Both reactions seem preposterous. Perhaps simple politics is at work – Touraine and Evin are Socialists, whereas César belongs to the newly re-named Republicans, formerly the UMP. Yet his amendment was carried with socialist support in the lower house, notably from the Gironde Socialist deputy Gilles Savary, who castigated “the over-reaction of the health lobby”.
This spat blew up just before President Hollande went to Bordeaux to open this year’s Vinexpo, and his speech was therefore chiefly picked over for his reaction to the successful passage of an amendment to a long-standing piece of Socialist legislation. More significant, surely, was that he was there at all.
Vinexpo is 10 years older than the Loi Evin, and none of the three previous French presidents (Mitterand, Chirac or Sarkozy) has ever deigned to open it before. Hollande’s 21 minute speech, it seemed to me, was a truly excellent one (a video of it is available here), delivered without any of the laborious pomposity with which his presidential predecessors lavished their every word.
He deftly covered all the bases; mentioned terroir twice; and repeatedly praised French winegrowers’ economic achievements (500,000 jobs; exports worth 12 billion euros; and a budgetary surplus of 10 billion euros), as well as committing the government to supporting those who work in what – Anglophones take note — is never called ‘the wine industry’ here, but always la filière viticole, the wine sector or network. He saluted the globalization of the wine trade (from a 25 per cent export presence in world wine markets to over 40 per cent in ten years), and lent support to the appellation system, French spirits, the OIV, UNESCO heritage listings and wine tourism. He even found time to praise the “bitter beauty” of France’s wine landscapes. And on the Loi Evin?

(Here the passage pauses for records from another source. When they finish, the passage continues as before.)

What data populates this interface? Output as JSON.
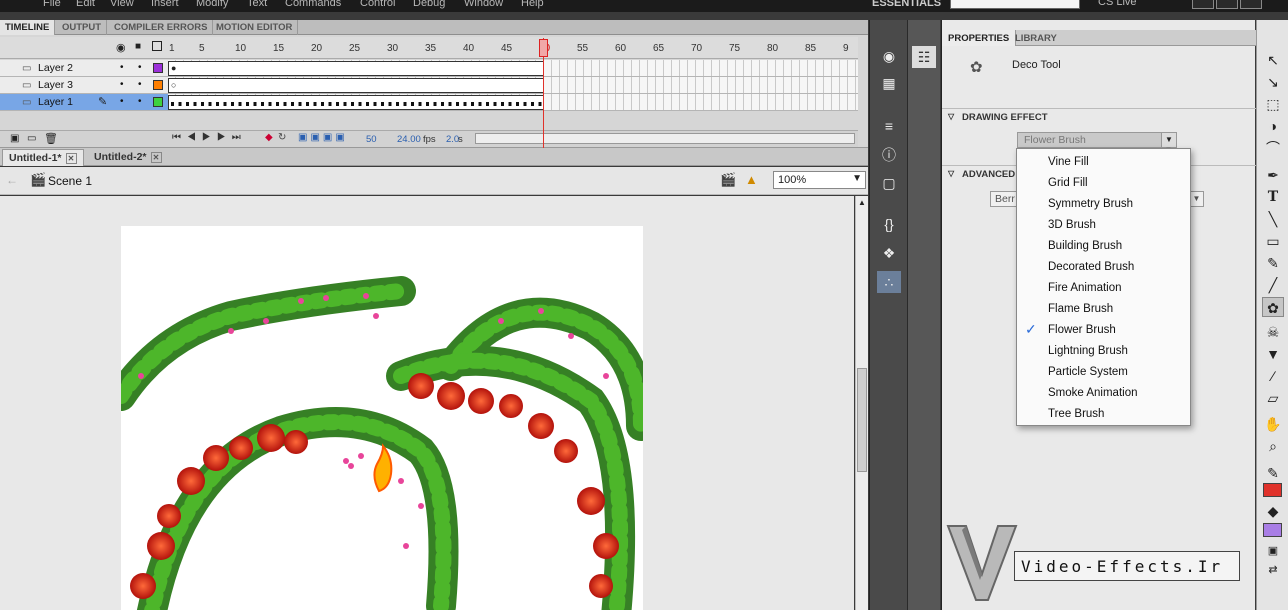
{
  "menu": [
    "File",
    "Edit",
    "View",
    "Insert",
    "Modify",
    "Text",
    "Commands",
    "Control",
    "Debug",
    "Window",
    "Help"
  ],
  "workspace": "ESSENTIALS",
  "cs_live": "CS Live",
  "timeline": {
    "tabs": [
      "TIMELINE",
      "OUTPUT",
      "COMPILER ERRORS",
      "MOTION EDITOR"
    ],
    "frame_numbers": [
      "1",
      "5",
      "10",
      "15",
      "20",
      "25",
      "30",
      "35",
      "40",
      "45",
      "50",
      "55",
      "60",
      "65",
      "70",
      "75",
      "80",
      "85",
      "9"
    ],
    "layers": [
      {
        "name": "Layer 2",
        "color": "#9b30d9",
        "selected": false
      },
      {
        "name": "Layer 3",
        "color": "#ff7f00",
        "selected": false
      },
      {
        "name": "Layer 1",
        "color": "#3ed13e",
        "selected": true
      }
    ],
    "current_frame": "50",
    "fps": "24.00",
    "fps_unit": "fps",
    "elapsed": "2.0",
    "elapsed_unit": "s"
  },
  "doc_tabs": [
    "Untitled-1*",
    "Untitled-2*"
  ],
  "scene": "Scene 1",
  "zoom": "100%",
  "properties": {
    "tabs": [
      "PROPERTIES",
      "LIBRARY"
    ],
    "tool_name": "Deco Tool",
    "drawing_effect_header": "DRAWING EFFECT",
    "selected_effect": "Flower Brush",
    "advanced_header": "ADVANCED",
    "advanced_value": "Berr"
  },
  "dropdown": {
    "items": [
      "Vine Fill",
      "Grid Fill",
      "Symmetry Brush",
      "3D Brush",
      "Building Brush",
      "Decorated Brush",
      "Fire Animation",
      "Flame Brush",
      "Flower Brush",
      "Lightning Brush",
      "Particle System",
      "Smoke Animation",
      "Tree Brush"
    ],
    "checked": "Flower Brush"
  },
  "watermark": "Video-Effects.Ir",
  "colors": {
    "stroke": "#e0322b",
    "fill": "#a97ee6",
    "selection_blue": "#78a6e6"
  }
}
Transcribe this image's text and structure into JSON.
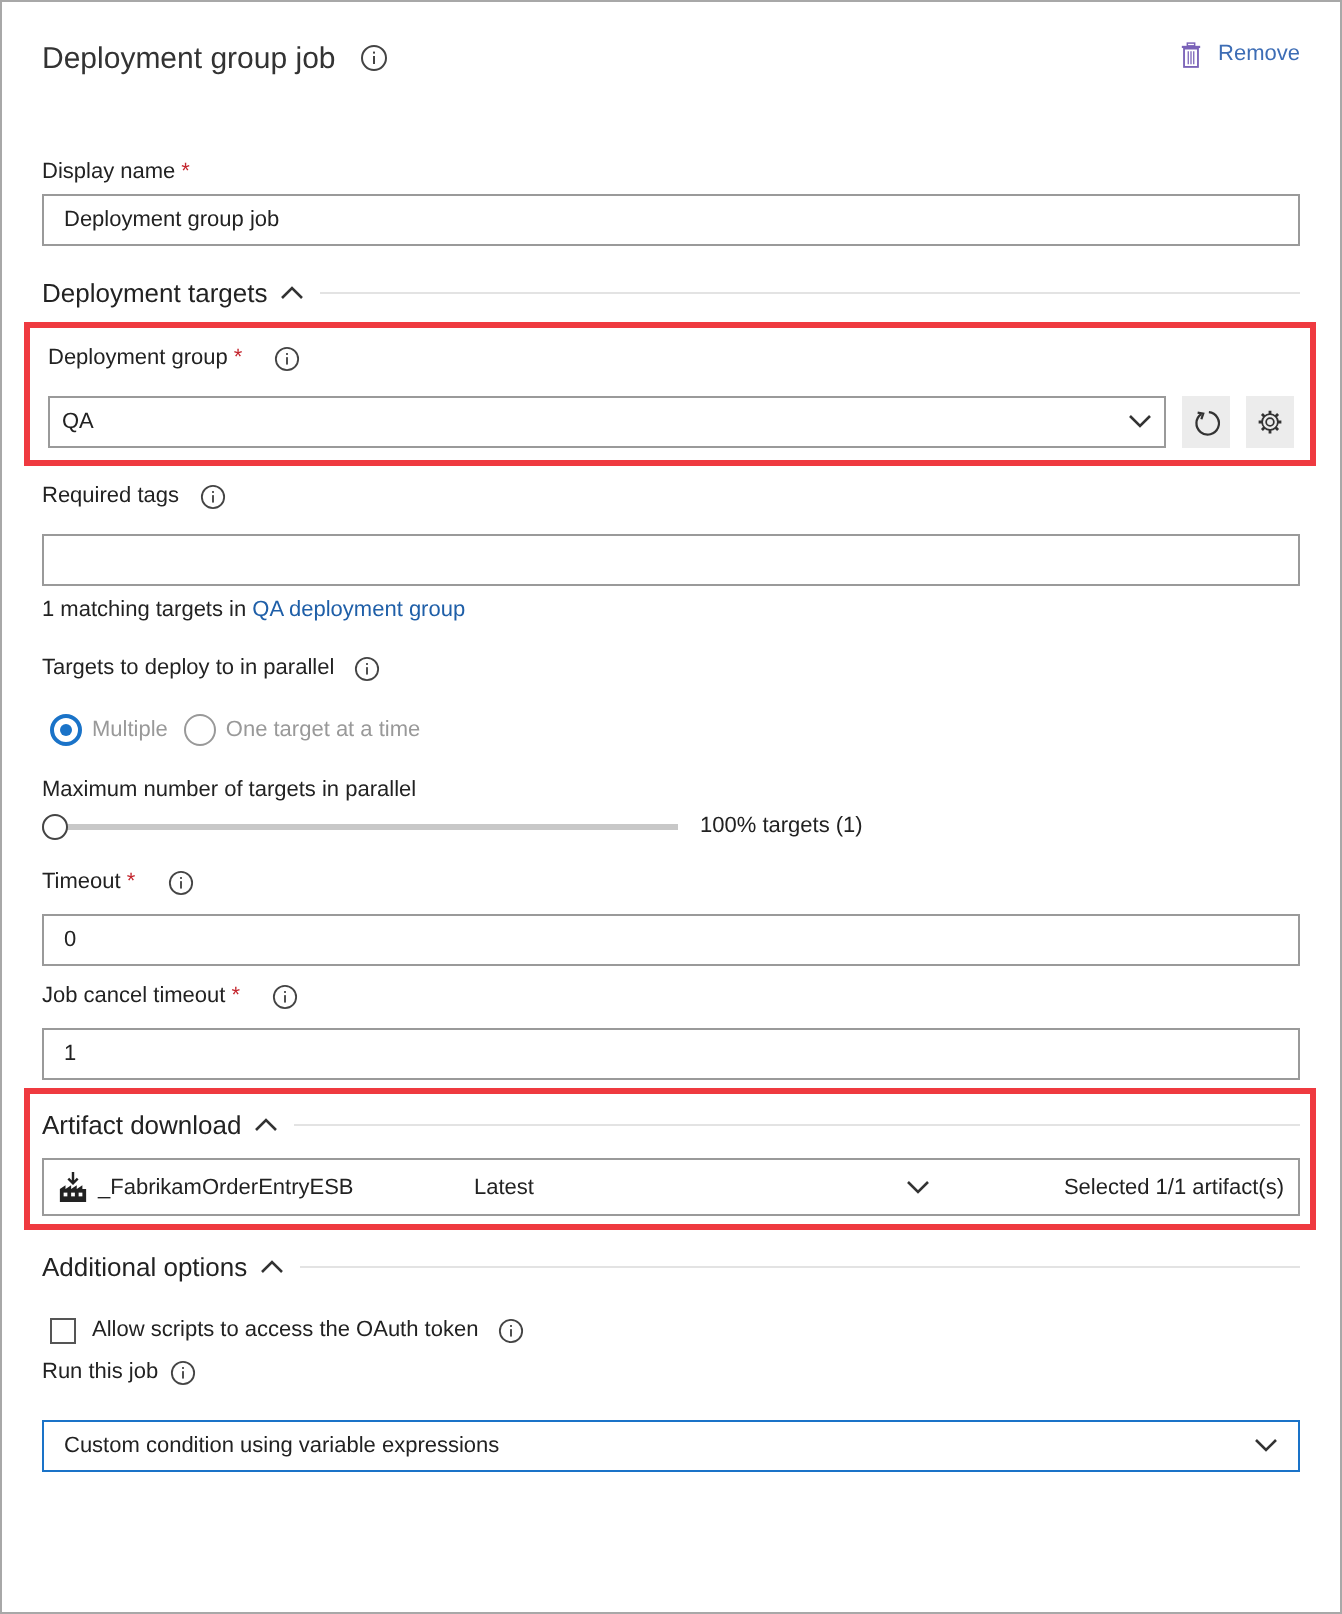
{
  "title": "Deployment group job",
  "remove": "Remove",
  "display_name": {
    "label": "Display name",
    "required_mark": "*",
    "value": "Deployment group job"
  },
  "deployment_targets": {
    "heading": "Deployment targets",
    "expanded": true
  },
  "deployment_group": {
    "label": "Deployment group",
    "required_mark": "*",
    "value": "QA",
    "highlighted": true
  },
  "required_tags": {
    "label": "Required tags"
  },
  "matching": {
    "text": "1 matching targets in ",
    "link": "QA deployment group"
  },
  "parallel": {
    "label": "Targets to deploy to in parallel",
    "options": [
      {
        "label": "Multiple",
        "selected": true,
        "disabled": true
      },
      {
        "label": "One target at a time",
        "selected": false,
        "disabled": true
      }
    ]
  },
  "max_targets": {
    "label": "Maximum number of targets in parallel",
    "level": 0,
    "reading": "100% targets (1)"
  },
  "timeout": {
    "label": "Timeout",
    "required_mark": "*",
    "value": "0"
  },
  "cancel_timeout": {
    "label": "Job cancel timeout",
    "required_mark": "*",
    "value": "1"
  },
  "artifact_download": {
    "heading": "Artifact download",
    "expanded": true,
    "highlighted": true,
    "artifact": {
      "name": "_FabrikamOrderEntryESB",
      "version": "Latest",
      "selection": "Selected 1/1 artifact(s)"
    }
  },
  "additional_options": {
    "heading": "Additional options",
    "expanded": true,
    "oauth": {
      "label": "Allow scripts to access the OAuth token",
      "checked": false
    },
    "run_label": "Run this job",
    "run_value": "Custom condition using variable expressions"
  }
}
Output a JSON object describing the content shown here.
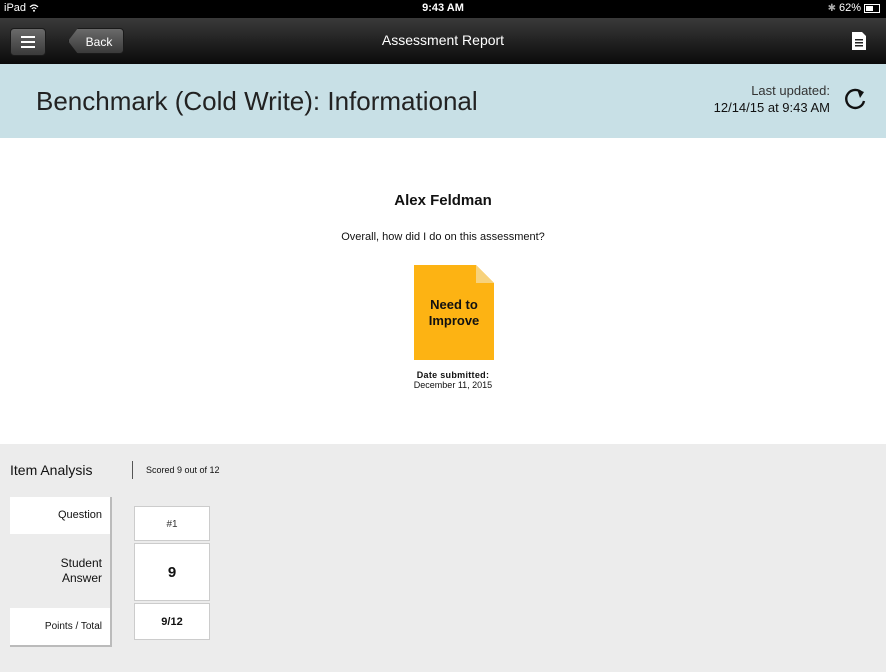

A question sensible (a sensitive question), he said, and claimed that the way it preserved a balance of differing interests – avoiding excessive taxation while at the same time “curbing the unfettered promotion which might encourage abuse” — was a “French model” which needed preserving. But he didn’t argue with the notion that ‘clarification’ was an important part of ensuring that the law remained viable. Perhaps all is not lost.
Indeed since his speech, the government has promised a ‘clarification’ of the Loi Evin “which will permit the avoidance of unnecessary court cases” against journalists or media organizations who are simply aiming to report and not to promote on the wine world and on alcoholic drinks in general.
President Hollande then went on to tour the fair and taste wines, including white wines from Savoie and a Montravel Rouge from Ch Moulin Caresse (the 2010 ‘Cent pour 100’ cuvée) which he described, with almost Parker-ish enthusiasm, as ‘a bomb’. This was not, you should know, something his teetotal predecessor would have done.